I define good faith effort as simply my expectation that you will follow the rules herein and that you will try your best to write a timely and quality order. It doesnt have to be perfect. (C) You may talk to others in the class about the assignment; discussion is a good way to jump start your thought processes. But you should independently draft your own injunctions. (D) You may consult anything or anyone for advice while writing the injunction. But again you have to write the injunctions yourselves. You can learn plenty from talking to other people, especially practicing attorneys, but not if you dont actually do the hard work of drafting the injunction yourselves. If I discover that anyone has drafted all or any part of the orders other than a person currently enrolled in the class it will be considered an Honor Code violation. (E) Formatting, etc. An injunction is an actual order coming from a federal district court. It is an official legal document. Try to make yours look as official as possible, with a caption, etc. You will be able to get case name, number, etc. from the case cited in the problem. Fill in technical information you dont have using common sense. I am not hiding the ball on any of this you wont be viewed as unserious for using the wrong caption, etc. But its not hard to

find what an order looks like with the Internet and Westlaw and the various form books in the library and it is good to get in the habit of trying to use such formats. II. The Assignment The injunction drafting exercise involves the problem in the Casebook at pp. 827-28 i.e., drafting an injunction in Meyer v. Brown & Root Construction Company. The total facts available to you are those set forth in the problem as Laycock frames it. Also use the assumptions he gives you in the problem. You may consult the actual decision if you want but I doubt it will help much. I want you to draft what you think the best injunction would be. In the course of doing this you should read pp. 820-27 as well. These pages contain useful information regarding rules and hints on drafting injunctions. You may also want to consult the materials we discussed in Chapter 4.A.1 but especially the materials on pp. 274-75 n.8. As these materials suggest, you walk a fine line when drafting injunctions between drafting clear, specific injunctions that may not sweep broadly enough and drafting broad but potentially vague injunctions that prevent repetition of defendants bad actions.1 How you craft an injunction has significant ramifications for (1) whether it will be enforced and (2) whether defendant can be held in contempt of it. In fact this drafting exercise is in the contempt portion of the book because so many challenges to injunctions are raised by defendants who argue that the injunction is too vague to be followed, much less find actors in contempt of it. For examples of injunctions that you might want to look at as possible templates, consider looking at the following cases: Pro-Choice Network of Western New York v. Project Rescue Western New York, 700 F. Supp. 1417 (W.D.N.Y. 1992) injunction is listed as an appendix at the end of the opinion People ex rel. Gallo v. Acuna, 929 P.2d 596 (Cal. 1997) injunction listed in Judge Mosks dissenting opinion at pp. 624-25 A&M Records, Inc. v. Napster, 114 F. Supp. 2d 896 (N.D. Cal. 2000) actual order is on the last page of the opinion at p. 927 under the Conclusion heading.

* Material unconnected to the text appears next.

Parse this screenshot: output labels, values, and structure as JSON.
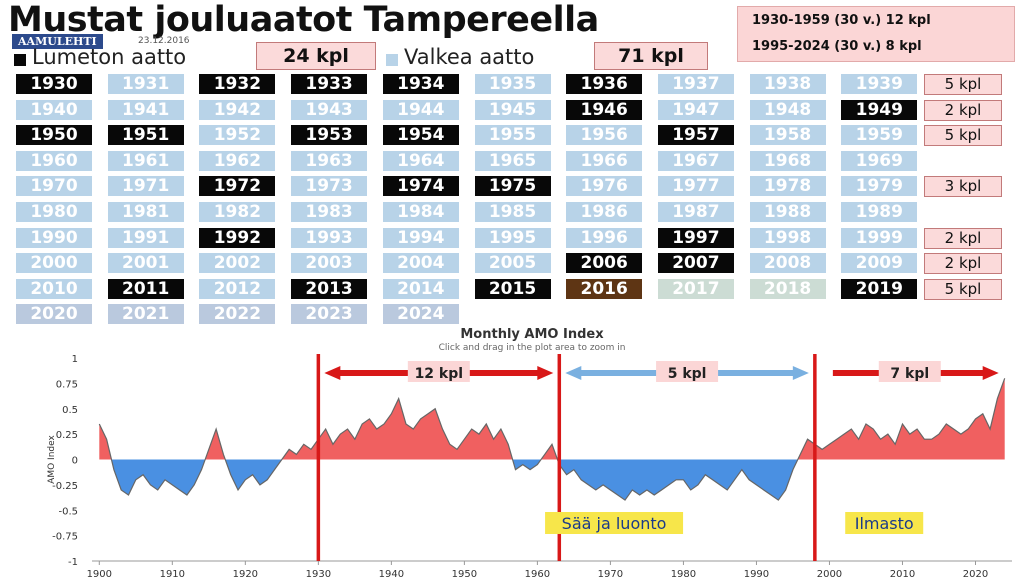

Note that these injunctions reflect different approaches re drafting and were responses to specific facts. They were all upheld for the most part though that does not mean that they were altogether uncontroversial.

Note that [t]he mere fact that ... interpretation [of terms] is necessary does not render the injunction so vague and ambiguous that a party cannot know what is expected of him. United States v. Greyhound Corp., 508 F.2d 529, 536 (7th Cir.1974). Obviously, determining whether an injunction is vague can sometimes be quite difficult as the reading points out.